Na contracapa, Carla Madeira escreve “com uma narrativa envolvente, Pedro Pacífico fala de si enquanto ouvimos um pouco sobre todos nós e o mundo que precisamos mudar”, e eu não poderia concordar mais com essa premissa. Pacífico me ganhou no primeiro capítulo, quando contextualiza o título da obra e introduz um clímax que tem resolução nos últimos capítulos do livro. No miolo, perpassando momentos muito impactantes de sua trajetória, ele traz dilemas, incertezas e instabilidades que, ainda que recortados para o contexto de sua sexualidade, abraçam o leitor com o gostinho da experiência humana compartilhada que é se sentir vulnerável, assustado e com medo do desconhecido. 
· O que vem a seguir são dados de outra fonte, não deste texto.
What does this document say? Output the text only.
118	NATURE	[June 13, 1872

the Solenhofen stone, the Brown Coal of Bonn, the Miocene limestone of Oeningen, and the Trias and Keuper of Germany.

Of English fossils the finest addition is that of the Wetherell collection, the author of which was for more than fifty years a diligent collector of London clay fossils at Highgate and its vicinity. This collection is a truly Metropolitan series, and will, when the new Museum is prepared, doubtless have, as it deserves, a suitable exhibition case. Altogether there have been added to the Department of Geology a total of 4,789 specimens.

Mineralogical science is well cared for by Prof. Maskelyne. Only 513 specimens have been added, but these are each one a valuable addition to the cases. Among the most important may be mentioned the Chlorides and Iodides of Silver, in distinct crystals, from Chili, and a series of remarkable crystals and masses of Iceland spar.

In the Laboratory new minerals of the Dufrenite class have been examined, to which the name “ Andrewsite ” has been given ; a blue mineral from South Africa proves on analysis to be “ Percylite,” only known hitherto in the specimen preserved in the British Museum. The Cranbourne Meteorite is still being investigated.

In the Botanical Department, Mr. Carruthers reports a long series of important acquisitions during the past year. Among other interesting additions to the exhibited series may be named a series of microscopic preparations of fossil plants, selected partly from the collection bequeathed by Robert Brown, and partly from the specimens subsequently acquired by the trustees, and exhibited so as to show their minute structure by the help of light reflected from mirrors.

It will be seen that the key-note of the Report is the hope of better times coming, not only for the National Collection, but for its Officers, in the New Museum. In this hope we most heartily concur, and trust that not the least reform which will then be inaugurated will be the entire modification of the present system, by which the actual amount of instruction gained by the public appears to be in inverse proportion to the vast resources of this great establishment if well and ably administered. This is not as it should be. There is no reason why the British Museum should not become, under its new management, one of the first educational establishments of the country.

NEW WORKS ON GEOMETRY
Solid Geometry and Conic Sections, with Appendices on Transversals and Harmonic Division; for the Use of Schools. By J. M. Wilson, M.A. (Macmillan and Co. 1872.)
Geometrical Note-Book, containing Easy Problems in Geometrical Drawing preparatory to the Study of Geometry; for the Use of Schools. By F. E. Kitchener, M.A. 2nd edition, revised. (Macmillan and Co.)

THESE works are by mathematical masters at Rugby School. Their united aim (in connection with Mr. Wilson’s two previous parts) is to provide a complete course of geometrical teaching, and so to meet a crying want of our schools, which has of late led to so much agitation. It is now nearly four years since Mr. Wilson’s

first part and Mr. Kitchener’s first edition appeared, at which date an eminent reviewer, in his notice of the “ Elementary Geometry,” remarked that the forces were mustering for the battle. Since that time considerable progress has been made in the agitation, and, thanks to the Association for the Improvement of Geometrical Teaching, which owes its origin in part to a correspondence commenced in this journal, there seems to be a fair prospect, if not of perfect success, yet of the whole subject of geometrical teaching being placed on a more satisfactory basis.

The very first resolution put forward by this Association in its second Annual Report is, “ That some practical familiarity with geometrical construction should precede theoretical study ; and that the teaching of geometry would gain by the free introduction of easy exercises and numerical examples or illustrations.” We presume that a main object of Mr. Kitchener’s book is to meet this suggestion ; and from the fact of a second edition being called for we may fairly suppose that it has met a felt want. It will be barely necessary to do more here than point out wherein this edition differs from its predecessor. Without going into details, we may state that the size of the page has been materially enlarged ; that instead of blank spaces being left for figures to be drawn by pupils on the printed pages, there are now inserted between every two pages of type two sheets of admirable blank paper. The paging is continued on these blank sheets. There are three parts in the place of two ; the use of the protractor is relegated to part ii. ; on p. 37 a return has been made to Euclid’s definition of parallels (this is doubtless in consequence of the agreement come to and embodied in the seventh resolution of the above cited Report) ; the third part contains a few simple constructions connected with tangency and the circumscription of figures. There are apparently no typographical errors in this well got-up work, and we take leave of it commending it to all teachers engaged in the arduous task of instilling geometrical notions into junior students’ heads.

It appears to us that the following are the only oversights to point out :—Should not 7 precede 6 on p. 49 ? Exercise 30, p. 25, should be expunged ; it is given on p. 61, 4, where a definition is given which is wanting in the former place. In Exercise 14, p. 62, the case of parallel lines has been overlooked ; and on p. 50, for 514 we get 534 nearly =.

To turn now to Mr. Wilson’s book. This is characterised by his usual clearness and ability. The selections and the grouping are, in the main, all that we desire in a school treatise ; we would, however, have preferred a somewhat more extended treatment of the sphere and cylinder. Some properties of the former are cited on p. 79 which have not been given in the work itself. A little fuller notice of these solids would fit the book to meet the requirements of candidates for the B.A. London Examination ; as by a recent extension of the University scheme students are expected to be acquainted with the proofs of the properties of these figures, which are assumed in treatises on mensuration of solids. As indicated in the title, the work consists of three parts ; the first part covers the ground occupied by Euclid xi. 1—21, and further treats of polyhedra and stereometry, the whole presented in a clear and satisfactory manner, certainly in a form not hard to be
Nesse sentido, a narrativa é leve, a linguagem é acessível, a construção de parágrafos é tudo menos cansativa e, entrelaçando com sua própria história, Pedro traduz o poder que a literatura teve para ajudá-lo a viver apesar dos obstáculos que ele enfrentou no caminho. Ou seja, o autor, ao falar sobre sua jornada de descobrir de que maneiras ele gostaria de ser e estar no mundo, bem como formas de ser honesto consigo mesmo, recomenda bons livros, fala sobre a importância e da potência que uma boa literatura pode ter, e aborda, com muita sensibilidade, os muitos momentos da nossa caminhada em que nos anulamos para que possamos ser parte e pertencentes a um grupo, muitas vezes não dedicando tempo para refletir sobre as diferenças gritantes que existem entre o que realmente queremos, o que queremos para ser aceitos pelos outros e o que queremos porque supomos que é o que os outros querem para nós. 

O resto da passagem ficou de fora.